This post should hopefully be the first one in a series revolving around my new vSphere homelab. I have been running vSphere nested labs for quite a while, self-built or using the mighty Autolab, but recently I had both the need and the opportunity to put together a small “all-physical” lab. I will publish a post in the coming weeks with more details about its architecture and setup (hey! I’m still building it!) but I decided to pull the trigger and document a little inconvenience I managed to overcome quite easily. I hope you might find this info useful!
My lab runs on Intel NUC Kits, specifically on the latest model, the i5-based DC53427HYE. Again, I’ll be happy to give you more details and feedback in the future, but for now let’s just say that, for the sake of successfully installing ESXi 5.1 on this hardware, I needed to start the installation by booting from an USB drive created from a customized ISO image which included the NUC’s Network Card drivers.
The procedure to create such a custom ISO image involves a very nifty tool called ESXi Customizer, the Intel NIC Driver in .vib format and, of course, the standard ESXi 5.1 ISO. The whole process is described in detail here, where links are provided to dowload all the bits and pieces.
As soon as the Custom ISO was ready (it took only a few seconds) I went for Unetbootin to make a bootable USB thumb drive to boot from. I have used Unetbootin in the past successfully, using the standard ESXi 5.1 ISO as the source image, and it always worked. This time though it didn’t. Only a few files were copied onto the USB drives (the process was surprisingly too fast), de facto making it useless. Mmmh. Weird.

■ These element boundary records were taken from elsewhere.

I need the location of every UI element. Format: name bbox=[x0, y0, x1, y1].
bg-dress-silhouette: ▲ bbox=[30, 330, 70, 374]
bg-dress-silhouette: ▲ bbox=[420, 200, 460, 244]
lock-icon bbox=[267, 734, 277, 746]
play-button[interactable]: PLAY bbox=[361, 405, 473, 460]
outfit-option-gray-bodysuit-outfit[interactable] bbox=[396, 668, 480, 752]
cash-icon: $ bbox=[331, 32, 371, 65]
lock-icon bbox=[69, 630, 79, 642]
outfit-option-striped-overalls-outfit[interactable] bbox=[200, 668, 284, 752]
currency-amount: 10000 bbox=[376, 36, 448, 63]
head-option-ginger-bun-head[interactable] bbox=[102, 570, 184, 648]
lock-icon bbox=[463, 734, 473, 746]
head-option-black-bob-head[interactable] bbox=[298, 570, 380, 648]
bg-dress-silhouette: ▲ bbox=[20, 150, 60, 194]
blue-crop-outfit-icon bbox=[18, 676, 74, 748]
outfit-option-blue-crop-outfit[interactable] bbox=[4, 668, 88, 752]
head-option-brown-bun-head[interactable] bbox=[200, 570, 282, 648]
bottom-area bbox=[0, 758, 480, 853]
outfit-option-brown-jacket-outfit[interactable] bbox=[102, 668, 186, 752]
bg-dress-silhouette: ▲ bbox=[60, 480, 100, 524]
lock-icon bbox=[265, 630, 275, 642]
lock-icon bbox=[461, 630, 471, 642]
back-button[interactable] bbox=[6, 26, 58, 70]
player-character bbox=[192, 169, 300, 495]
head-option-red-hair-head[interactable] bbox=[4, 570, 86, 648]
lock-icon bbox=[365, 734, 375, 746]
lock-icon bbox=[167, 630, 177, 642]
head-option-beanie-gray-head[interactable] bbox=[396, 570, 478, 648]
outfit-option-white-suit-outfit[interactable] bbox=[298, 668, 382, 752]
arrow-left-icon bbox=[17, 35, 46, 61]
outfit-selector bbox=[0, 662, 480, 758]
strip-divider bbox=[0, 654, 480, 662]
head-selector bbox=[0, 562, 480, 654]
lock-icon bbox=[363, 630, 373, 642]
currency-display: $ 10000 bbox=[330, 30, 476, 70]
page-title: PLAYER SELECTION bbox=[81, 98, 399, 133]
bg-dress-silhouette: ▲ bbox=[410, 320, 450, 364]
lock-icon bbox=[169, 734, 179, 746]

Then I remembered of another cool tool I use to create bootable USB drives with the latest and greatest Linux distributions: Linux Live USB Creator. LiLi (that’s its friendly name) recognised the ISO as “VMware ESXi 5.1” but refused to proceed as, according to the tool, the image was “corrupted”. Mmmh… Even weirder.
I began to fear the worse… then something come to my mind: Rufus! This one is another tool, very similar to Unetbootin, but faster and with a bunch of extra useful features. Needless to say, it worked where the other tools have failed!
This is what I did:
I grabbed a spare USB drive and attached it to my laptop, then launched Rufus (the latest version is 126.96.36.1990) and selected the following options (exactly as showed in the screenshot below):
- MBR partition scheme for BIOS or UEFI Computers
- FAT32 File System
- 4096 bytes Cluster Size
- Quick Format
- Create a Bootable Disk using: ISO Image
Then I selected my Custom ISO Image and I received this warning:
I decided to leave the ISO unmodified, and you should do the same, so be sure to select “No” when prompted.
*** UPDATE *** I found out that with ESXi 6.0 it is advisable to replace the “obsolete” menu.c32 with the newest one, otherwise the USB key won’t boot properly. So you should answer YES when prompted in the above dialog and let Rufus download the right file.
Rufus tool only a couple of minutes to prepare the bootable USB drive.
All I can say is that it saved my day and I successfully installed three Intel NUC ESXi Hosts using this thumb drive!